Froland S S, Wisloff F, Stavem P
Scand J Haematol. 1976 Oct;17(4):241-50. doi: 10.1111/j.1600-0609.1976.tb01181.x.
Studies of blood lymphocytes from 4 patients with pure red cell aplasia were performed with lymphocyte surface markers, and with various in vitro tests for lymphocyte functions. Pathologically low B-lymphocyte values were found. In contrast, no marked deviation from normals were seen for T-lymphocytes and Fc-receptor-bearing lymphocytes thought largely to represent non-B, non-T-lymphocytes. In 3 patients normal lymphocyte transformation was found with unspecific and specific mitogens, while the DNA-synthesis induced by unspecific mitogens was subnormal in the fourth patients. The lymphocyte-mediated PHA-induced cytotoxicity against target cells in vitro was subnormal in 2 patients, while no depression was seen in antibody-dependent cytotoxicity mediated in vitro by lymphocytes (K-cells). It is concluded that considerable immunological abnormalities are associated with pure red cell aplasia, and the possible significance of this is discussed.

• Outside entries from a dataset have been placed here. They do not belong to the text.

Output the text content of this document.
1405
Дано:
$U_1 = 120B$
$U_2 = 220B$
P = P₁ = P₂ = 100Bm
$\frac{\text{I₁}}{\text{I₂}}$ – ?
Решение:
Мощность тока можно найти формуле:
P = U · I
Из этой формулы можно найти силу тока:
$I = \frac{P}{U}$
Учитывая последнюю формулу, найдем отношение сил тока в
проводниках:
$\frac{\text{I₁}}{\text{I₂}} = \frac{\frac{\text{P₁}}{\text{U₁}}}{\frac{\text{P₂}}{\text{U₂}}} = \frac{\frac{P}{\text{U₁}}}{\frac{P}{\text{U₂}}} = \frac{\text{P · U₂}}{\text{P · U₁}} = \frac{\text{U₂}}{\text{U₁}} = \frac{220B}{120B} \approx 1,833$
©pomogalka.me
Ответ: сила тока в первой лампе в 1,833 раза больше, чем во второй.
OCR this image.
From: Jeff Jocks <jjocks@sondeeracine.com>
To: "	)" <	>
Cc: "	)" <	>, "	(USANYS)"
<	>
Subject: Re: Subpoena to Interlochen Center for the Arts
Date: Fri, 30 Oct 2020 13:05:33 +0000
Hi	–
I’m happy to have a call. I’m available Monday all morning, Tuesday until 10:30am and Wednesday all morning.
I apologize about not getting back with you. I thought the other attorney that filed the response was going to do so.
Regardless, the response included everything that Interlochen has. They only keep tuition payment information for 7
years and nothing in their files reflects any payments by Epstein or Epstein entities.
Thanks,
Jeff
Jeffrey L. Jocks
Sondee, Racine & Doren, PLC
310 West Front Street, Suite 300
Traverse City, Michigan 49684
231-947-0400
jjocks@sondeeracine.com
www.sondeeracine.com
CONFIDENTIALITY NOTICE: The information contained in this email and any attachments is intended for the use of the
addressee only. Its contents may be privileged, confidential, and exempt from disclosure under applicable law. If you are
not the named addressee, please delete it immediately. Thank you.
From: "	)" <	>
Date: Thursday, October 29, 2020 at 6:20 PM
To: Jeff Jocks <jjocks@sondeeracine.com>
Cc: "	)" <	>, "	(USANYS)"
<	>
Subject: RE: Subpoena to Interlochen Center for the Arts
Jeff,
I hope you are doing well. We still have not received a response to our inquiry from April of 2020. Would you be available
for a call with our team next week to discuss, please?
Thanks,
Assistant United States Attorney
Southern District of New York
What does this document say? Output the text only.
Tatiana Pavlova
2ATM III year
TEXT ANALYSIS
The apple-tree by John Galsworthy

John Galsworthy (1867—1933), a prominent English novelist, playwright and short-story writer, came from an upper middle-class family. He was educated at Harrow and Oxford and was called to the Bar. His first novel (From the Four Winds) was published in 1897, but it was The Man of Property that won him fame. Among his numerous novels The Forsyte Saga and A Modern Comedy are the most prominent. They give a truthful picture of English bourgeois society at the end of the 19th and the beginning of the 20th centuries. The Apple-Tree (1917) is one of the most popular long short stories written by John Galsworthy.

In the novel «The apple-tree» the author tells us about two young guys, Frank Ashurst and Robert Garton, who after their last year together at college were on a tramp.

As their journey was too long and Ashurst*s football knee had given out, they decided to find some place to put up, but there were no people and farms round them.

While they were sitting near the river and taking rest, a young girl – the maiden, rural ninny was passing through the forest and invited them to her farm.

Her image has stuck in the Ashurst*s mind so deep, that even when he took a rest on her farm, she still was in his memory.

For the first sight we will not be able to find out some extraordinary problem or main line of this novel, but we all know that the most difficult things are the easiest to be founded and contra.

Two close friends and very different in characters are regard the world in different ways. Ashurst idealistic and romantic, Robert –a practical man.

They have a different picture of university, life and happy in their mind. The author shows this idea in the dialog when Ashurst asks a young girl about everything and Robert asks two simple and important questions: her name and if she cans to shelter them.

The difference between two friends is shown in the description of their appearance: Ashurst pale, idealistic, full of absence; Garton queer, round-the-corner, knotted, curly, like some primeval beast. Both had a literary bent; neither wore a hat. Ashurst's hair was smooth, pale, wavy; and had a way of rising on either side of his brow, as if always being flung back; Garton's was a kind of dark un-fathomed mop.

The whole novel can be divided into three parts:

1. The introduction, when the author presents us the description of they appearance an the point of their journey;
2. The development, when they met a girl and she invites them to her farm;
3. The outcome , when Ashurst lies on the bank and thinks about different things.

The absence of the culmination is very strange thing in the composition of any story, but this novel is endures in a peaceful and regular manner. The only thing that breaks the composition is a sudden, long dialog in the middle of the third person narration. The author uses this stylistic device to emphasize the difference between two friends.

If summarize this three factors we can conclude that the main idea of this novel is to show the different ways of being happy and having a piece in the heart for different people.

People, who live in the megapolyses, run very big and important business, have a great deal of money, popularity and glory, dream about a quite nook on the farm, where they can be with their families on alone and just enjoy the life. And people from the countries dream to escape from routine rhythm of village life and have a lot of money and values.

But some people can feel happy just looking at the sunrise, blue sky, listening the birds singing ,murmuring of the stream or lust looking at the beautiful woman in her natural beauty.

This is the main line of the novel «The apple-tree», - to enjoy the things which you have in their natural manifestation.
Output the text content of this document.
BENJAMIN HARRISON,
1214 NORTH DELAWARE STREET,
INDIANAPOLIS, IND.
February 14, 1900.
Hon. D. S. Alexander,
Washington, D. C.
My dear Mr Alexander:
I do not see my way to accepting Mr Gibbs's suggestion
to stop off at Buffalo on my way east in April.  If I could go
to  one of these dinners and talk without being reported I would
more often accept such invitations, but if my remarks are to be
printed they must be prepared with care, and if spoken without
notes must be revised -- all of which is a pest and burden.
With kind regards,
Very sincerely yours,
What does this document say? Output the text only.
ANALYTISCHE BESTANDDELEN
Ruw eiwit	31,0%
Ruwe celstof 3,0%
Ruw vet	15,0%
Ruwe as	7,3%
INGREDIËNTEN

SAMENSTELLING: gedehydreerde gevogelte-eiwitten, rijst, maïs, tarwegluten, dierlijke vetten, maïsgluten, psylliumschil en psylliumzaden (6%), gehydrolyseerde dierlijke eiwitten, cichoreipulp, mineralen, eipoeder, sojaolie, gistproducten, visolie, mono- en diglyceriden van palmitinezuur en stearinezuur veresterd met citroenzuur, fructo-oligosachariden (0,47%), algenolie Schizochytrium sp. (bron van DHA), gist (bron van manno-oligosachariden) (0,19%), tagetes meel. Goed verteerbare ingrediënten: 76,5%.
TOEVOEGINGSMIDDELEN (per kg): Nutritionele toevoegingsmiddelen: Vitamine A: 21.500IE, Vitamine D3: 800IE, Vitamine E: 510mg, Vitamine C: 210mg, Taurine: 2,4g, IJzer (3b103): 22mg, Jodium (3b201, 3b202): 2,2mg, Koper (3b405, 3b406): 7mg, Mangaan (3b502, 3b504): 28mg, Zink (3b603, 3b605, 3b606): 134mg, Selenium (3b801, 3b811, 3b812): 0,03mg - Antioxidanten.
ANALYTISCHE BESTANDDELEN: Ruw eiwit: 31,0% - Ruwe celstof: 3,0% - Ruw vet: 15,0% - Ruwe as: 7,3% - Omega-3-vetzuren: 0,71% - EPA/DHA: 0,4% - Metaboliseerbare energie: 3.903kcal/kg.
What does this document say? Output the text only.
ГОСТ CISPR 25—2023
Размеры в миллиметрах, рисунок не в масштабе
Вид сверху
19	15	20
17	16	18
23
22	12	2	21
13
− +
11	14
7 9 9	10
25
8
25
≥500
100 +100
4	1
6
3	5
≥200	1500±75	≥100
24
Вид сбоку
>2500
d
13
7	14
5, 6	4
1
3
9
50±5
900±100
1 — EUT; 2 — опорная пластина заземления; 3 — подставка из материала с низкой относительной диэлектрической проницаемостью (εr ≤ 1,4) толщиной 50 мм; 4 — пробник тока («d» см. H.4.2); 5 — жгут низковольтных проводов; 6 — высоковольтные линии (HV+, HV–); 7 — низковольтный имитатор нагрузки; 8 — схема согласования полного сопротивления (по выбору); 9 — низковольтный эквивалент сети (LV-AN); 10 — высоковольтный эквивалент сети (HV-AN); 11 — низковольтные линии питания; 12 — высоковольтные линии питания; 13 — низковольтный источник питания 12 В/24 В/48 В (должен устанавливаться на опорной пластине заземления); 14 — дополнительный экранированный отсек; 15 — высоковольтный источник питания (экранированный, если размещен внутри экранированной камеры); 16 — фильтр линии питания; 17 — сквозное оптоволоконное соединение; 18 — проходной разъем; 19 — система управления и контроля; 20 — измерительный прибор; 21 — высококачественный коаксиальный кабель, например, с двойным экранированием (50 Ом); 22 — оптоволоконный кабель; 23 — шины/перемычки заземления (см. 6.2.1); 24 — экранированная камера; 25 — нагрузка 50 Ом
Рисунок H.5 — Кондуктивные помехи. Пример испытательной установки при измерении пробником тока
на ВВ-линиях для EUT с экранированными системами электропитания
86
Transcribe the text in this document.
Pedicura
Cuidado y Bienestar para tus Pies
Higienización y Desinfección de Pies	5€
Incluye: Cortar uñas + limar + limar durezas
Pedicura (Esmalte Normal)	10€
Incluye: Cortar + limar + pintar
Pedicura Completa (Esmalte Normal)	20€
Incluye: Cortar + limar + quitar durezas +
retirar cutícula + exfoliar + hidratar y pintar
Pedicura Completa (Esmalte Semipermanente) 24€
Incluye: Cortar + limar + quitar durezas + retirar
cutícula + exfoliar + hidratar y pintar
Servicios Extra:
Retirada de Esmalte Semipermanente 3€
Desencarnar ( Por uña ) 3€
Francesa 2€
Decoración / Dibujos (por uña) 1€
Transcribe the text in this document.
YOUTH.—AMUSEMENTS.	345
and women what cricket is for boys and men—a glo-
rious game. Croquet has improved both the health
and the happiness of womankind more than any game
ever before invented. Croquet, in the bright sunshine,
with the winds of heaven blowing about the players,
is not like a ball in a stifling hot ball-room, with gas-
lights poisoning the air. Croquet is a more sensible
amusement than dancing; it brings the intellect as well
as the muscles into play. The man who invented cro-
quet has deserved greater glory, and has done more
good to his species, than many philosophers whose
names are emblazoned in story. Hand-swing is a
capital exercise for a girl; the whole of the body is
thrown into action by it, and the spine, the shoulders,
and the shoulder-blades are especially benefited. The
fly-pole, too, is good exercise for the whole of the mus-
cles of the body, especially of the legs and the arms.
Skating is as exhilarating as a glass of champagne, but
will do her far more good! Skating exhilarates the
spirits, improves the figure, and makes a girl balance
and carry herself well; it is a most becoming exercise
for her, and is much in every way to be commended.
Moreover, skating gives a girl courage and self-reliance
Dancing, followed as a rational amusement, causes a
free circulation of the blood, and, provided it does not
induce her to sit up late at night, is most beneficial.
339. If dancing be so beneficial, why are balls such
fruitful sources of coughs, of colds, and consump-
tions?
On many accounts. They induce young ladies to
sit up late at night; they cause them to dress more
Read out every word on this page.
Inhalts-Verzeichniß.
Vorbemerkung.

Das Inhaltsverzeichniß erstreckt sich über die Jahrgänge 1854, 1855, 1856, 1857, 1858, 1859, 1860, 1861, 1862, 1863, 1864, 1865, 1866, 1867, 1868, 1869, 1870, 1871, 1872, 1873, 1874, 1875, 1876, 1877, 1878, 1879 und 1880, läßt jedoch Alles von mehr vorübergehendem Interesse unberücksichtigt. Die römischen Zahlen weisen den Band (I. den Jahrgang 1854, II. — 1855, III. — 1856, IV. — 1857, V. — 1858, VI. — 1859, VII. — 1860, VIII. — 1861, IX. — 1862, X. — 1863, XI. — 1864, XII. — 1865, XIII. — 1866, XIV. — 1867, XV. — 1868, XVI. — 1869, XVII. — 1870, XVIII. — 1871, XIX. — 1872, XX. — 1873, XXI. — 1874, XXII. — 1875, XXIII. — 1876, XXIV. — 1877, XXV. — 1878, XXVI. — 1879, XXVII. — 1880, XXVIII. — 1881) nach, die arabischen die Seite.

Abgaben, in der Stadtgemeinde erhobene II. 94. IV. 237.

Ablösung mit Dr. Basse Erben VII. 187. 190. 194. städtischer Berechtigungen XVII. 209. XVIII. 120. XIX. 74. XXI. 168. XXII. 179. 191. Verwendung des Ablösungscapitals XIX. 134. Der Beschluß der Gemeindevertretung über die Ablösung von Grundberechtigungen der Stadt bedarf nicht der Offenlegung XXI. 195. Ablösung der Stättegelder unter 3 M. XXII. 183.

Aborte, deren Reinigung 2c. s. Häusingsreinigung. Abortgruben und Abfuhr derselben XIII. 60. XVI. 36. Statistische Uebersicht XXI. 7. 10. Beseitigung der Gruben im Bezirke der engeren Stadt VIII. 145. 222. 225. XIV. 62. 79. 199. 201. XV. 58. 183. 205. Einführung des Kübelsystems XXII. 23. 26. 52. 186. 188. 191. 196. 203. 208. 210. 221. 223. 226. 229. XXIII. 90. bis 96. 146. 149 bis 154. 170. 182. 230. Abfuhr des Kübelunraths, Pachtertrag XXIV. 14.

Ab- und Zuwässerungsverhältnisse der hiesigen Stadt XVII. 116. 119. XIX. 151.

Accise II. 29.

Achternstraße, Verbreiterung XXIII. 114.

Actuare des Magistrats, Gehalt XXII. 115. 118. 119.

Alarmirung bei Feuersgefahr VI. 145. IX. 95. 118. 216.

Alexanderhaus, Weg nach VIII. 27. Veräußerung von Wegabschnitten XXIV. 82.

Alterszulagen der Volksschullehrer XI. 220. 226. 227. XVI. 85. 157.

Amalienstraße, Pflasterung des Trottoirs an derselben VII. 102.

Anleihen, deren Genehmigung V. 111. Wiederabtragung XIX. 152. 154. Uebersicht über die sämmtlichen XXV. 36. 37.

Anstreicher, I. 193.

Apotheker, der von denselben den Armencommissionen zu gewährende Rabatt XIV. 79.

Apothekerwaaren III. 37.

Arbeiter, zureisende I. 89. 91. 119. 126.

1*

对4例纯红细胞再生障碍性贫血患者的血液淋巴细胞进行了淋巴细胞表面标志物检测以及各种淋巴细胞功能的体外试验。发现B淋巴细胞值在病理上较低。相比之下,T淋巴细胞和主要代表非B、非T淋巴细胞的Fc受体阳性淋巴细胞与正常人无明显差异。3例患者使用非特异性和特异性有丝分裂原时淋巴细胞转化正常,而第4例患者非特异性有丝分裂原诱导的DNA合成低于正常水平。2例患者体外淋巴细胞介导的PHA诱导的对靶细胞的细胞毒性低于正常水平,而淋巴细胞(K细胞)体外介导的抗体依赖性细胞毒性未见降低。结论是纯红细胞再生障碍性贫血伴有相当程度的免疫异常,并讨论了其可能的意义。